I've been attempting to utilize the 'pdfjs-dist' package in order to extract text from a pdf file stored in my AWS S3 bucket. However, when I execute the code, I encounter the following error:
Error: Setting up fake worker failed: "Cannot find module './pdf.worker.js'
This error has left me puzzled, and I'm unsure about how to resolve it. The code snippet I have looks like this:
import { NextResponse } from "next/server";
import * as PDFJS from 'pdfjs-dist';
import { TextItem } from 'pdfjs-dist/types/src/display/api';
export async function POST(
) {
let myFiledata = await fetch("url to my S3 bucket")
if (myFiledata.ok) {
let pdfDoc = await PDFJS.getDocument(await myFiledata.arrayBuffer()).promise
const numPages = pdfDoc.numPages
for (let i = 0; i < numPages; i++) {
let page = await pdfDoc.getPage(i + 1)
let textContent = await page.getTextContent()
const text = textContent.items.map((item) => (item as TextItem).str).join('');
console.log(text)
}
return new NextResponse("Success", { status: 200 });
} else {
return new NextResponse("Internal Error", { status: 500 });
}
}
I am unsure of what steps to take to resolve this issue. Should I place a specific file somewhere within my project, or is it related solely to the code?
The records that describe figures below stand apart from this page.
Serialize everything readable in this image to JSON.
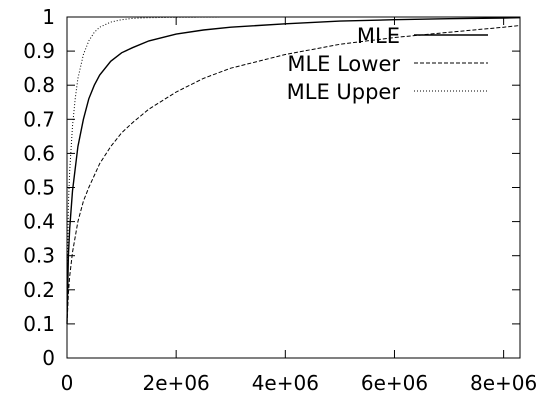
{
  "chart_data": {
    "type": "line",
    "title": "",
    "xlabel": "",
    "ylabel": "",
    "xlim": [
      0,
      8300000
    ],
    "ylim": [
      0,
      1
    ],
    "grid": false,
    "legend_position": "top-right",
    "x_ticks": [
      0,
      2000000,
      4000000,
      6000000,
      8000000
    ],
    "x_tick_labels": [
      "0",
      "2e+06",
      "4e+06",
      "6e+06",
      "8e+06"
    ],
    "y_ticks": [
      0,
      0.1,
      0.2,
      0.3,
      0.4,
      0.5,
      0.6,
      0.7,
      0.8,
      0.9,
      1
    ],
    "y_tick_labels": [
      "0",
      "0.1",
      "0.2",
      "0.3",
      "0.4",
      "0.5",
      "0.6",
      "0.7",
      "0.8",
      "0.9",
      "1"
    ],
    "series": [
      {
        "name": "MLE",
        "style": "solid",
        "x": [
          0,
          25000,
          50000,
          100000,
          200000,
          300000,
          400000,
          500000,
          600000,
          800000,
          1000000,
          1200000,
          1500000,
          2000000,
          2500000,
          3000000,
          4000000,
          5000000,
          6000000,
          7000000,
          8000000,
          8300000
        ],
        "y": [
          0.1,
          0.3,
          0.38,
          0.49,
          0.62,
          0.7,
          0.76,
          0.8,
          0.83,
          0.87,
          0.895,
          0.91,
          0.93,
          0.95,
          0.962,
          0.97,
          0.98,
          0.988,
          0.992,
          0.995,
          0.997,
          0.998
        ]
      },
      {
        "name": "MLE Lower",
        "style": "dashed",
        "x": [
          0,
          25000,
          50000,
          100000,
          200000,
          300000,
          400000,
          600000,
          800000,
          1000000,
          1200000,
          1500000,
          2000000,
          2500000,
          3000000,
          4000000,
          5000000,
          6000000,
          7000000,
          8000000,
          8300000
        ],
        "y": [
          0.1,
          0.19,
          0.24,
          0.31,
          0.4,
          0.46,
          0.5,
          0.57,
          0.62,
          0.66,
          0.69,
          0.73,
          0.78,
          0.82,
          0.85,
          0.89,
          0.92,
          0.94,
          0.955,
          0.97,
          0.975
        ]
      },
      {
        "name": "MLE Upper",
        "style": "dotted",
        "x": [
          0,
          25000,
          50000,
          100000,
          150000,
          200000,
          300000,
          400000,
          500000,
          600000,
          800000,
          1000000,
          1200000,
          1500000,
          2000000,
          3000000,
          4000000,
          6000000,
          8000000,
          8300000
        ],
        "y": [
          0.1,
          0.45,
          0.55,
          0.68,
          0.76,
          0.82,
          0.89,
          0.93,
          0.955,
          0.97,
          0.985,
          0.992,
          0.996,
          0.998,
          0.999,
          1,
          1,
          1,
          1,
          1
        ]
      }
    ]
  }
}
I attempted different methods of initializing the pdf.worker.js such as using variations like:
PDFJS.GlobalWorkerOptions.workerSrc
And assigning values to various URLs like:
pdfjs-dist/legacy/build/pdf.worker.entry.js;
pdfjs-dist/legacy/build/pdf.worker.entry.entry;
pdfjs-dist/legacy/build/pdf.worker
pdfjs-dist/build/pdf.worker.min.js
I even tried calling the pdfjs version with:
https://cdnjs.cloudflare.com/ajax/libs/pdf.js/${pdfVersion}/pdf.worker.js
However, each time it indicates that these URLs are not recognized, so I may be making incorrect calls or simply far from finding the actual solution.